As has been the problem in every issue, the vast majority of the jokes simply don’t land. This incarnation of Deadpool reads like a half hearted attempt at mimicking Ryan Reynold’s vulgar wit mixed with the childish corniness of the Disney XD version of Deadpool that showed up in random Spider-Man episodes.
There’s a heavy reliance on using swearing for comedic effect- but the comedy in vulgarity is completely nullified when every swear word is translated into randomized symbols. Other jokes that don’t rely on vulgarity are simply too wordy, bland, or uninspired to really cause any reaction. I will say, however, that Skottie Young writes one of my favorite Tony Stark burns ever in this issue. Sadly, that one great line is not nearly enough to make up for all the misses.
The dialogue isn’t saved by a grand story, either. Issue #3 presents an unexpected conclusion to Deadpool‘s first arc, an arc that feels completely rushed and, by the end of this issue, pretty meaningless. I’ve read this issue multiple times and I am still trying to figure out what the point was, and I am not coming up with anything substantial. This story simply exists, but for no real reason.
At the end of this issue, Wade Wilson is in the same spot he was at the beginning of the series- hated by most of the heroes and back in the mercenary business- except for maybe with more brand exposure. This is Deadpool, though, he doesn’t need to pull of an elaborate stunt to get his merc name out there, so why did he hire a space demon to attack Earth so he could save the day? I really don’t know.
Oh, one more thing: the whole “puke covering all of NYC” schtick was much funnier when Gerry Duggan did it in May.
The way the story flows in this issue makes it all the more off putting. There’s multiple pages and panels that simply don’t mesh together, like the opening pages where Deadpool tumbles from the sky but suddenly appears unscathed with no explanation or when Tony Stark randomly appears in a panel out of thin air. These moments completely disrupt the flow of the story and will cause many readers to look at previous pages to see if they missed something.

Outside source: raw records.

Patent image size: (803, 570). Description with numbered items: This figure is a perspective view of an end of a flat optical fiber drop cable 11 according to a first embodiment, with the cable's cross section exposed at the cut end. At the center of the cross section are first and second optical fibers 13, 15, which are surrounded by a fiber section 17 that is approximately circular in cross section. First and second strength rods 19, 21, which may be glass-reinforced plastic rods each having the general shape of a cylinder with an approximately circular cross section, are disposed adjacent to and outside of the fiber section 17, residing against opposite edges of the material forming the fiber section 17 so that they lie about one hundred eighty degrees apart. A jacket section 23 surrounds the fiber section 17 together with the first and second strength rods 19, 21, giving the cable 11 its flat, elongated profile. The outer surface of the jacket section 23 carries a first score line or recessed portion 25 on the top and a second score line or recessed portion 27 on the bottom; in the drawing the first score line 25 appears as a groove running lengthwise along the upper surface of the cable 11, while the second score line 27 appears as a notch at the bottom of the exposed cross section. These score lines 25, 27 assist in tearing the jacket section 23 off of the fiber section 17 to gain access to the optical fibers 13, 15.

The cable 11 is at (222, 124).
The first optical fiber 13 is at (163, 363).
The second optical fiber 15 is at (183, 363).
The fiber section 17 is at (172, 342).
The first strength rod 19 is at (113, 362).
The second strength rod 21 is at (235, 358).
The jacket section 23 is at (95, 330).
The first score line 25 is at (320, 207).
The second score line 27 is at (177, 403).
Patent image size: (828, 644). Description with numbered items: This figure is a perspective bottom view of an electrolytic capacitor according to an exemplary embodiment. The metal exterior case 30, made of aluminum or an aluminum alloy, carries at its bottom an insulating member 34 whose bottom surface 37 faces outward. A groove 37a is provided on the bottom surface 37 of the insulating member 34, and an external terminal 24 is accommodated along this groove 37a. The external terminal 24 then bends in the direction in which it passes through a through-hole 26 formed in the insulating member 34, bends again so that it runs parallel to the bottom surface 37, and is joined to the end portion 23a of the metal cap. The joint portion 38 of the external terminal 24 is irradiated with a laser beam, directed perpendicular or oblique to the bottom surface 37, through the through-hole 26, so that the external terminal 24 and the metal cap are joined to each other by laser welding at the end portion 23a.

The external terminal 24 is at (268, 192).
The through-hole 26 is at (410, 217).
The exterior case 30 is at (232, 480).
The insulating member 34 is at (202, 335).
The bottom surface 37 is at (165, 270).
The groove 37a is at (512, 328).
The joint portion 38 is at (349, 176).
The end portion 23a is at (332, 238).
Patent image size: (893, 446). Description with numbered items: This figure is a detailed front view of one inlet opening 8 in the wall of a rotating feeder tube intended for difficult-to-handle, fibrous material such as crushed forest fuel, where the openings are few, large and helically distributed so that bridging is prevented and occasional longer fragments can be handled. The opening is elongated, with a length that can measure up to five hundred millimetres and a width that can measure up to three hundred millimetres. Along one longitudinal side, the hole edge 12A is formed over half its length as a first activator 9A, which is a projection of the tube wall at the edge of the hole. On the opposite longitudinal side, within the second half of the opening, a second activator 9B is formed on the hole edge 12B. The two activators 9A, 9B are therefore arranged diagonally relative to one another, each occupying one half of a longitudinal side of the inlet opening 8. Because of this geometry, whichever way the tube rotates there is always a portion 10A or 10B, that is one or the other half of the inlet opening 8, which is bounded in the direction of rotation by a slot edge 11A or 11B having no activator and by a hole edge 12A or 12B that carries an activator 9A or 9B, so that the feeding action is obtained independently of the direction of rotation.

For the first time in years, I can’t honestly recommend the ongoing Deadpool series to curious readers. It’s a damn shame too- the character is at peak popularity and the Deadpool ongoing title had been one of Marvel’s best for the better part of the last decade. I was hoping Deadpool #3 might be the issue that gave me hope for the series, but it’s plagued with the same poor jokes and bad narrative that soured me on the first two issues. I really have no idea where this series is going from here, but I can’t imagine it gets any worse.